Trivum are a band who feel like they are at a crossroads. With 2011’s In Waves having been their most acclaimed album since their breakthrough on Ascendancy, to some they then lost some of that momentum with Vengeance Falls (2013) and Silence In The Snow (2015). What shape do Trivium take in 2017 with The Sin And The Sentence? In an exclusive interview with Rock Sins (coming very soon), Trivium frontman Matt Heafy has said the band do their best when they don’t allow outside influences into the creative process. They “retreated to the bunker” for The Sin And The Sentence, so what are the results?

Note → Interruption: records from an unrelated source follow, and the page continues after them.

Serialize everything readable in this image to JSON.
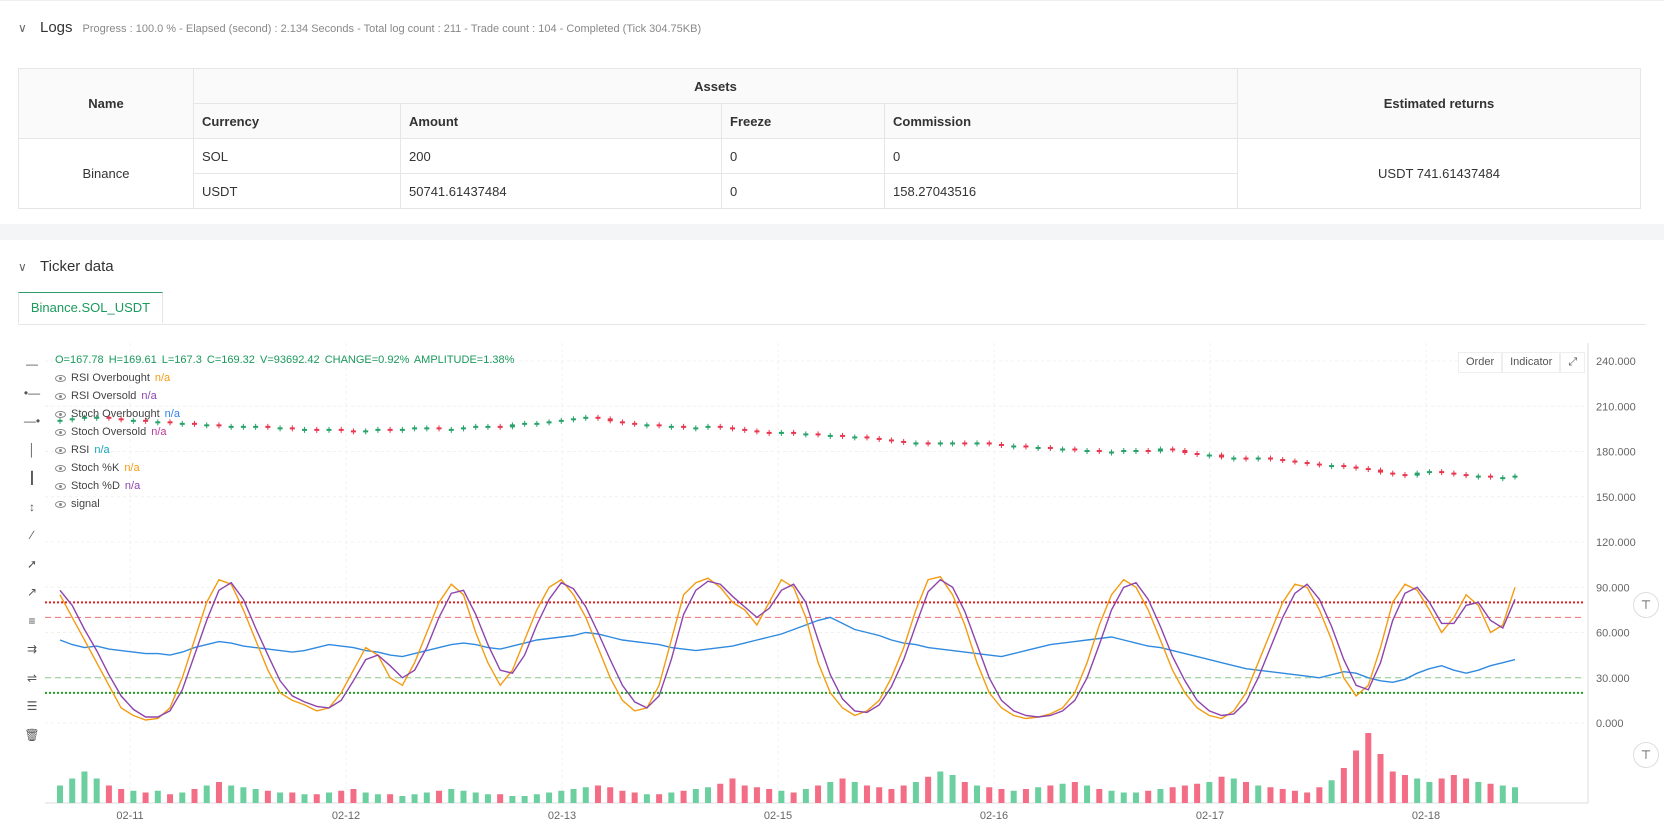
{
  "logs": {
    "title": "Logs",
    "meta": "Progress : 100.0 % - Elapsed (second) : 2.134  Seconds - Total log count : 211 - Trade count : 104 - Completed (Tick 304.75KB)",
    "table": {
      "h_name": "Name",
      "h_assets": "Assets",
      "h_returns": "Estimated returns",
      "h_currency": "Currency",
      "h_amount": "Amount",
      "h_freeze": "Freeze",
      "h_commission": "Commission",
      "exchange": "Binance",
      "rows": [
        {
          "currency": "SOL",
          "amount": "200",
          "freeze": "0",
          "commission": "0"
        },
        {
          "currency": "USDT",
          "amount": "50741.61437484",
          "freeze": "0",
          "commission": "158.27043516"
        }
      ],
      "returns": "USDT 741.61437484"
    }
  },
  "ticker": {
    "title": "Ticker data",
    "tab": "Binance.SOL_USDT",
    "buttons": {
      "order": "Order",
      "indicator": "Indicator"
    },
    "ohlc": {
      "o": "O=167.78",
      "h": "H=169.61",
      "l": "L=167.3",
      "c": "C=169.32",
      "v": "V=93692.42",
      "change": "CHANGE=0.92%",
      "amplitude": "AMPLITUDE=1.38%"
    },
    "legend": [
      {
        "name": "RSI Overbought",
        "value": "n/a",
        "color": "#f39c12"
      },
      {
        "name": "RSI Oversold",
        "value": "n/a",
        "color": "#8e44ad"
      },
      {
        "name": "Stoch Overbought",
        "value": "n/a",
        "color": "#2f80ed"
      },
      {
        "name": "Stoch Oversold",
        "value": "n/a",
        "color": "#c0399b"
      },
      {
        "name": "RSI",
        "value": "n/a",
        "color": "#16a5b8"
      },
      {
        "name": "Stoch %K",
        "value": "n/a",
        "color": "#f39c12"
      },
      {
        "name": "Stoch %D",
        "value": "n/a",
        "color": "#8e44ad"
      },
      {
        "name": "signal",
        "value": "",
        "color": "#444444"
      }
    ]
  },
  "chart_data": {
    "type": "line",
    "x_ticks": [
      "02-11",
      "02-12",
      "02-13",
      "02-15",
      "02-16",
      "02-17",
      "02-18"
    ],
    "y_ticks": [
      "240.000",
      "210.000",
      "180.000",
      "150.000",
      "120.000",
      "90.000",
      "60.000",
      "30.000",
      "0.000"
    ],
    "ylim": [
      0,
      240
    ],
    "price_close": [
      201,
      202,
      203,
      203,
      202,
      201,
      201,
      200,
      200,
      199,
      199,
      198,
      198,
      197,
      197,
      197,
      197,
      196,
      196,
      195,
      195,
      194,
      195,
      194,
      193,
      194,
      195,
      194,
      195,
      196,
      196,
      195,
      195,
      196,
      197,
      197,
      196,
      198,
      199,
      199,
      200,
      201,
      202,
      203,
      202,
      200,
      199,
      198,
      198,
      197,
      197,
      196,
      196,
      197,
      196,
      195,
      194,
      193,
      192,
      193,
      192,
      192,
      191,
      191,
      190,
      190,
      189,
      188,
      187,
      186,
      186,
      185,
      186,
      186,
      185,
      186,
      185,
      184,
      184,
      183,
      183,
      182,
      182,
      181,
      181,
      180,
      180,
      181,
      181,
      180,
      182,
      181,
      179,
      178,
      178,
      176,
      176,
      175,
      176,
      175,
      174,
      173,
      172,
      171,
      171,
      170,
      169,
      168,
      166,
      165,
      164,
      166,
      167,
      166,
      165,
      164,
      164,
      163,
      163,
      164
    ],
    "rsi": [
      55,
      52,
      50,
      51,
      49,
      48,
      47,
      46,
      46,
      45,
      47,
      50,
      52,
      54,
      53,
      51,
      50,
      49,
      48,
      47,
      48,
      50,
      52,
      51,
      50,
      48,
      47,
      45,
      44,
      46,
      48,
      50,
      52,
      53,
      52,
      50,
      49,
      51,
      53,
      55,
      56,
      57,
      58,
      60,
      59,
      57,
      55,
      54,
      53,
      52,
      50,
      49,
      48,
      49,
      50,
      51,
      53,
      55,
      57,
      59,
      62,
      65,
      68,
      70,
      66,
      62,
      60,
      58,
      55,
      53,
      52,
      50,
      49,
      48,
      47,
      46,
      45,
      44,
      46,
      48,
      50,
      52,
      53,
      54,
      55,
      56,
      57,
      55,
      53,
      51,
      50,
      48,
      46,
      44,
      42,
      40,
      38,
      36,
      35,
      34,
      33,
      32,
      31,
      30,
      32,
      34,
      33,
      30,
      28,
      27,
      29,
      33,
      36,
      38,
      35,
      33,
      35,
      38,
      40,
      42
    ],
    "stoch_k": [
      85,
      70,
      55,
      40,
      25,
      10,
      5,
      2,
      3,
      10,
      30,
      55,
      80,
      95,
      92,
      75,
      55,
      35,
      20,
      15,
      12,
      8,
      10,
      20,
      35,
      50,
      45,
      30,
      25,
      40,
      60,
      80,
      92,
      85,
      60,
      40,
      25,
      35,
      55,
      75,
      90,
      95,
      85,
      70,
      50,
      30,
      15,
      8,
      10,
      25,
      55,
      85,
      93,
      96,
      90,
      80,
      75,
      65,
      80,
      95,
      90,
      70,
      40,
      20,
      10,
      5,
      8,
      15,
      30,
      50,
      75,
      95,
      97,
      85,
      65,
      40,
      20,
      10,
      5,
      3,
      4,
      6,
      10,
      20,
      40,
      65,
      85,
      95,
      90,
      75,
      55,
      35,
      20,
      10,
      5,
      3,
      8,
      20,
      40,
      60,
      80,
      92,
      90,
      75,
      55,
      30,
      18,
      25,
      50,
      80,
      92,
      88,
      75,
      60,
      70,
      85,
      78,
      60,
      65,
      90
    ],
    "stoch_d": [
      88,
      78,
      62,
      48,
      32,
      18,
      9,
      4,
      4,
      8,
      22,
      45,
      68,
      88,
      93,
      82,
      63,
      45,
      28,
      18,
      14,
      11,
      10,
      15,
      28,
      42,
      45,
      38,
      30,
      35,
      50,
      70,
      86,
      88,
      72,
      52,
      35,
      33,
      45,
      65,
      82,
      93,
      89,
      77,
      60,
      42,
      25,
      14,
      10,
      18,
      42,
      72,
      88,
      94,
      92,
      84,
      77,
      70,
      76,
      88,
      92,
      80,
      55,
      32,
      16,
      8,
      7,
      12,
      24,
      42,
      65,
      87,
      95,
      90,
      74,
      52,
      30,
      15,
      8,
      5,
      4,
      5,
      8,
      15,
      30,
      52,
      75,
      90,
      93,
      82,
      64,
      44,
      28,
      15,
      8,
      5,
      6,
      14,
      30,
      50,
      70,
      86,
      92,
      82,
      64,
      42,
      25,
      22,
      40,
      68,
      86,
      90,
      80,
      66,
      66,
      78,
      80,
      68,
      63,
      82
    ],
    "volume": [
      10,
      14,
      18,
      14,
      10,
      8,
      7,
      6,
      7,
      5,
      6,
      8,
      10,
      12,
      10,
      9,
      8,
      7,
      6,
      6,
      5,
      5,
      6,
      7,
      8,
      6,
      5,
      5,
      4,
      5,
      6,
      7,
      8,
      7,
      6,
      5,
      5,
      4,
      4,
      5,
      6,
      7,
      8,
      9,
      10,
      9,
      7,
      6,
      5,
      5,
      6,
      7,
      8,
      9,
      11,
      14,
      10,
      9,
      8,
      7,
      6,
      8,
      10,
      12,
      14,
      12,
      10,
      9,
      8,
      10,
      12,
      15,
      18,
      16,
      12,
      10,
      9,
      8,
      7,
      8,
      9,
      10,
      11,
      12,
      10,
      8,
      7,
      6,
      6,
      7,
      8,
      9,
      10,
      11,
      12,
      15,
      14,
      12,
      10,
      9,
      8,
      7,
      6,
      9,
      13,
      20,
      30,
      40,
      28,
      18,
      16,
      14,
      12,
      14,
      16,
      14,
      12,
      11,
      10,
      9
    ],
    "rsi_overbought": 70,
    "rsi_oversold": 30,
    "stoch_overbought": 80,
    "stoch_oversold": 20
  }
}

The opening title track to The Sin And The Sentence provides some clues about what is to follow; Even when not firing on all cylinders, Trivium have had riffs by the barrel full, and there are riffs aplenty in this song, but so much more. The speed of the music (almost completely set to “medium” on Silence In The Snow) is ramped up considerably. The growls are back, while Matt Heafy’s clean vocals continue to sound in fine form. And the drumming is of the highest quality Trivium have had behind the kit in years (the first of many nods to Alex Bent’s considerable skill).

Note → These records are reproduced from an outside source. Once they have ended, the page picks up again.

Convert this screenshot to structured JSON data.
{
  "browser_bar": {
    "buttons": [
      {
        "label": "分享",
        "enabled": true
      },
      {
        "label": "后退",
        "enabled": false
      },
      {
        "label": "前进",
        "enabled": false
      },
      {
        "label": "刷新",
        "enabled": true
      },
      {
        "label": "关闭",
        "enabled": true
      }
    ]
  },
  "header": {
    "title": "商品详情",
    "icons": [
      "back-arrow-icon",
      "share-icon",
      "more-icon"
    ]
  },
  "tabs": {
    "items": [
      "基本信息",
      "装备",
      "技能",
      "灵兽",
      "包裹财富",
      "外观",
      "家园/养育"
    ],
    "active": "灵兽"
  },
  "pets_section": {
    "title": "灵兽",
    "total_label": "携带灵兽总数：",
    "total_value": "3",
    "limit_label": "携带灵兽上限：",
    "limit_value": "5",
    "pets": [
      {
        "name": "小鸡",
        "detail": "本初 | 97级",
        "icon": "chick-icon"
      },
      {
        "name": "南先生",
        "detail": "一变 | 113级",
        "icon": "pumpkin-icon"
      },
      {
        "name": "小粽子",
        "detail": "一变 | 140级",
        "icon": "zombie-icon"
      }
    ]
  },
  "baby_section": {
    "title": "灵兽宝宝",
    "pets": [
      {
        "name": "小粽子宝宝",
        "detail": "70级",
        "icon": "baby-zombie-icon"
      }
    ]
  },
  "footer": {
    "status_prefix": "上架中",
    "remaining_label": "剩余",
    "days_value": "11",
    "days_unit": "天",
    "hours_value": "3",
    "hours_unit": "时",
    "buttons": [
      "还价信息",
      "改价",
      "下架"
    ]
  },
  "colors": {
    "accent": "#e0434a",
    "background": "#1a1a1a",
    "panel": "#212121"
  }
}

Beyond Oblivion picks up where The Sin And The Sentence leaves off, with rapid fire riffing and a huge growl from Matt. The song structure is very similar to many on Shogun, with tempo changes and vocal style changes aplenty (even throwing in some gang vocals in the pre-chorus for good measure) – something that is a recurring theme throughout the album. Other Worlds feels like a more powerful, heavier counterpart to some of the songs from Silence In The Snow, while The Heart From Your Hate is something of a “typical Trivium radio single”, but the vocal hook in the chorus is massive.

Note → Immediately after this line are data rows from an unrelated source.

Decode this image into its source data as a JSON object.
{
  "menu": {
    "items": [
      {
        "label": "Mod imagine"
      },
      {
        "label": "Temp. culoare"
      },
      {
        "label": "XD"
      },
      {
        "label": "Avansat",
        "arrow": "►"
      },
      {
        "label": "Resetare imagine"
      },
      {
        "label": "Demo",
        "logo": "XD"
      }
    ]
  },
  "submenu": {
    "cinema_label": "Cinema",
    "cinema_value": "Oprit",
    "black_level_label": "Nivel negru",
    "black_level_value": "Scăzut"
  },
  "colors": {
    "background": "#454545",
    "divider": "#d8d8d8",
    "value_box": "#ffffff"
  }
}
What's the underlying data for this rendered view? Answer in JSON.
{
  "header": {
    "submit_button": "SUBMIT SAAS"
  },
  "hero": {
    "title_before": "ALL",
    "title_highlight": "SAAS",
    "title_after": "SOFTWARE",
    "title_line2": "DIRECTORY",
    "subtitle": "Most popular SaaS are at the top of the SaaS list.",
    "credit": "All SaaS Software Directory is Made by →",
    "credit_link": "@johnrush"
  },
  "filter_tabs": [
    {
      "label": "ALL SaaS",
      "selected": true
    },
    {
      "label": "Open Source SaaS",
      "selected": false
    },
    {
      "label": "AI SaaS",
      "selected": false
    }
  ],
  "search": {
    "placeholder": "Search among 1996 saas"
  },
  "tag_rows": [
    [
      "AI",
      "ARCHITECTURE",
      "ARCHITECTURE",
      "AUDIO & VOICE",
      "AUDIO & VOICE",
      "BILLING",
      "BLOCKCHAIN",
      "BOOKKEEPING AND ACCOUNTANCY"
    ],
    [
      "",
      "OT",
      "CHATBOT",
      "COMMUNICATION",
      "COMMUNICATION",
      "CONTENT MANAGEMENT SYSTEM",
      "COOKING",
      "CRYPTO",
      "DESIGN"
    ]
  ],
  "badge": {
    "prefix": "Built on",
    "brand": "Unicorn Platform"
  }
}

Where The Sin And The Sentence REALLY lets fly and shows Trivium at the peak of their powers is in the mid-section. Betrayer, The Wretchedness Inside and Sever The Hand are all great examples of Trivium using elements of everything they’ve done up until this point and combining them to devastatingly brilliant effect. There’ll be more than a few fans who will be walking around bellowing “BETRAAYYYEERR” once they’ve heard it’s initial refrain (not to mention air guitaring the solo), while the gallop and thrashy stomp of The Wretchedness Inside’s main sections provide another instant earworm. Probably the heaviest moment of the whole album comes with the mid section of Sever The Hand which will make it an instant live favourite with Alex Bent thundering away on the drums while the others shred as if their lives depend on it.
The end of most Trivium albums usually have at least one noteworthy track tucked away (Departure, Tread The Floods, Like Callisto To A Star In Heaven) and The Sin And The Sentence is no different in this regard. The Revanchist gets that nod this time out, particular for Matt Heafy’s range of vocal performance throughout the song. While not the strongest track on the album, Thrown Into The Fire’s dark undertones and blasts of growls feel like a fitting way to finish things off.
The Sin And The Sentence is a knockout punch of an answer to the critics that Trivium had run out of steam and/or ideas. The album flows well throughout, and the impact of the album overall is far more substantial than their last two albums. It is an album that can be greatly enjoyed from start to finish, or when cherry picking individual songs, as there are more stand out songs on The Sin And The Sentence than on any Trivium album since Shogun almost a decade ago. On this evidence, Trivium should always trust themselves above all others when it comes to writing new material, because it’s when their best comes out.
The Sin And The Sentence is released on Roadrunner Records on the 20th of October 2017.